The deal between the East African Exchange (EAX) and selected banks to offer grain farmers low interest loans has started to bear fruit as the first batch of beneficiaries prepare to receive funding from Ecobank.
Thedeal between the East African Exchange (EAX) and selected banks to offer grain farmers low interest loans has started to bear fruit as the first batch of beneficiaries prepare to receive funding from Ecobank.
Alfah Kadri, the EAX chief executive officer, said over six farmers are awaiting credit from the bank under the arrangement.
EAX signed the deal with the bank last year to provide finance under the warehouse receipt system.
In an interview with The New Times, Kadri said the bank was evaluating the applications and would soon give out loans to the first batch of farmers.
The deal will benefit farmers belonging to co-operatives that store their grains at EAX warehouses.
When farmers deposit their produce at EAX warehouses, they are issued receipts, which they can use as collateral under the warehouse receipt system to acquire loans.
"We have already submitted the farmers’ warehouse receipts to Ecobank…However, since this is the first time they are handling these kinds of applications, it has taken long to process the farmers loans,” he said.

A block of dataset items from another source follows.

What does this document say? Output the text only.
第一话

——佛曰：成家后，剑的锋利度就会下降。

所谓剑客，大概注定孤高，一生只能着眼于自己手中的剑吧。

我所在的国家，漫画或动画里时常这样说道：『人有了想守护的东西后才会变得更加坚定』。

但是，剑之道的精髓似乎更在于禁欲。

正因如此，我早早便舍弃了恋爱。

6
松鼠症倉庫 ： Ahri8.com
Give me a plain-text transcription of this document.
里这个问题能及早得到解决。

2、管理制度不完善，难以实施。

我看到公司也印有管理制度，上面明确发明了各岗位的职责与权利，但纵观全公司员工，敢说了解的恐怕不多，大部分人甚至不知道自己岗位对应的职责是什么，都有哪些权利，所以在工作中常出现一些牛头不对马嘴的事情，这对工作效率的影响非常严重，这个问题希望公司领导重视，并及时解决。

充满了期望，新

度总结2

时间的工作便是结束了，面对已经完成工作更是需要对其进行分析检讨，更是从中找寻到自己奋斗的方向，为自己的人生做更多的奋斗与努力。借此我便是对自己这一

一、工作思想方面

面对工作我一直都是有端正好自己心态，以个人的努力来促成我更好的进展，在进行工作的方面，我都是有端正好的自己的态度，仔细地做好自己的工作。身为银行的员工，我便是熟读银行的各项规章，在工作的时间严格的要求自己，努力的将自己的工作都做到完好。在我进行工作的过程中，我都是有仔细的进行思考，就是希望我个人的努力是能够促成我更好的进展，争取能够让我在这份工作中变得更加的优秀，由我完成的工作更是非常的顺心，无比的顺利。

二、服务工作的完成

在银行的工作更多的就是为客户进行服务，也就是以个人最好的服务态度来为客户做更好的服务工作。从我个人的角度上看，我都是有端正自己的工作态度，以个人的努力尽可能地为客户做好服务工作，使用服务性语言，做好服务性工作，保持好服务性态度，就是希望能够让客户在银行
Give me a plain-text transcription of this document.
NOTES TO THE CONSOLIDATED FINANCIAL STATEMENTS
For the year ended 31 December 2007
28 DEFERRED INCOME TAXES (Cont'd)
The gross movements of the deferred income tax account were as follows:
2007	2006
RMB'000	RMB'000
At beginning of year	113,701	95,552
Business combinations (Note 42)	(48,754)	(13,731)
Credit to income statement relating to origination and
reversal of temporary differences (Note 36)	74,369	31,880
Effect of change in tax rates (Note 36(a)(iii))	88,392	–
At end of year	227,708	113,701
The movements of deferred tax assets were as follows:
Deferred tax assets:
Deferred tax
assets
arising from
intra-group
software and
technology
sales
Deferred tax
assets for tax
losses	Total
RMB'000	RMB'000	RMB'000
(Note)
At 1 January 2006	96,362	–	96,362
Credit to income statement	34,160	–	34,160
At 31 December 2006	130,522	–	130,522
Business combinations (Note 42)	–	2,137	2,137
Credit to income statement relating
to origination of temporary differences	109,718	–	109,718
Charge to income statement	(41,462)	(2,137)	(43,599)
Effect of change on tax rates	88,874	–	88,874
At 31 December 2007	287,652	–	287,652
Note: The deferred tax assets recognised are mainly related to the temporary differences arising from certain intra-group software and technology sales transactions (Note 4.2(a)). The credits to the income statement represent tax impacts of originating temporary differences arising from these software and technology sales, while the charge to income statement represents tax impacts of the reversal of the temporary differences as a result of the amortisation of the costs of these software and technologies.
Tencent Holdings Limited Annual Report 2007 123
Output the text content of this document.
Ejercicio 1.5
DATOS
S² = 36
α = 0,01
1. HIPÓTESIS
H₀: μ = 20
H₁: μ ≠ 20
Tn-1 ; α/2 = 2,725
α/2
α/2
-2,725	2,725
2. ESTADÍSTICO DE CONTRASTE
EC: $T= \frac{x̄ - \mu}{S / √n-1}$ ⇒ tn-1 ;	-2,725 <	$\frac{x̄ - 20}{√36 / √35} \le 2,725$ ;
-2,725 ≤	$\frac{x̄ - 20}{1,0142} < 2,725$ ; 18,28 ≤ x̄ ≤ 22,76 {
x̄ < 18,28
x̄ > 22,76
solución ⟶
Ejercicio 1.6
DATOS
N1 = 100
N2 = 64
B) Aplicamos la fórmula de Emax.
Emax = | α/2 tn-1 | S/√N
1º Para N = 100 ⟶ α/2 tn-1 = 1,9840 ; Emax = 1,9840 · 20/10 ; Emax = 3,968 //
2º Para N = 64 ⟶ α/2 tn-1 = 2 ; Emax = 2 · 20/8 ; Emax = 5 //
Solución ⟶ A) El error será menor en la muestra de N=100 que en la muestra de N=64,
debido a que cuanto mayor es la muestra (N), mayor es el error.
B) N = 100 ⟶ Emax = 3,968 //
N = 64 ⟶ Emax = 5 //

Last year, the exchange signed memoranda of understanding with Ecobank and Banque Populaire du Rwanda (BPR) to give farmers, who trade their grain through EAX, loans of up to 70 per cent of the total grain value of their produce.
The loans will attract interest rates of between eight and 20 per cent, according to Kadri.
The credit will offer the farmers a much-needed financial lifeline as most commercial banks do not lend to the agriculture sector, arguing that it is risky.
Under the warehouse receipt system, farmers can deposit their grains with EAX warehouses in different parts of the country. They are issued receipts, which they also use to trade their produce through the Nasdaq trading platform any time of the year.
Kadri noted that EAX is able to offer farmers better prices because they only deal with clients who offer good prices.
Lending to the agriculture sector is currently below five per cent of the total loans in the Rwandan economy.
Commercial banks rejected an estimated 58 per cent of agriculture loan applications in 2014, according to central bank figures.
But with initiatives like EAX’s, the situation could soon change.
Kadri said farmers are gradually buying into this alternative way to access financing.
Meanwhile, he projected that maize prices could go up by about 30 per cent in the next three months as supply reduces, an opportunity he said farmers who store grain with EAX will exploit to earn more from their produce.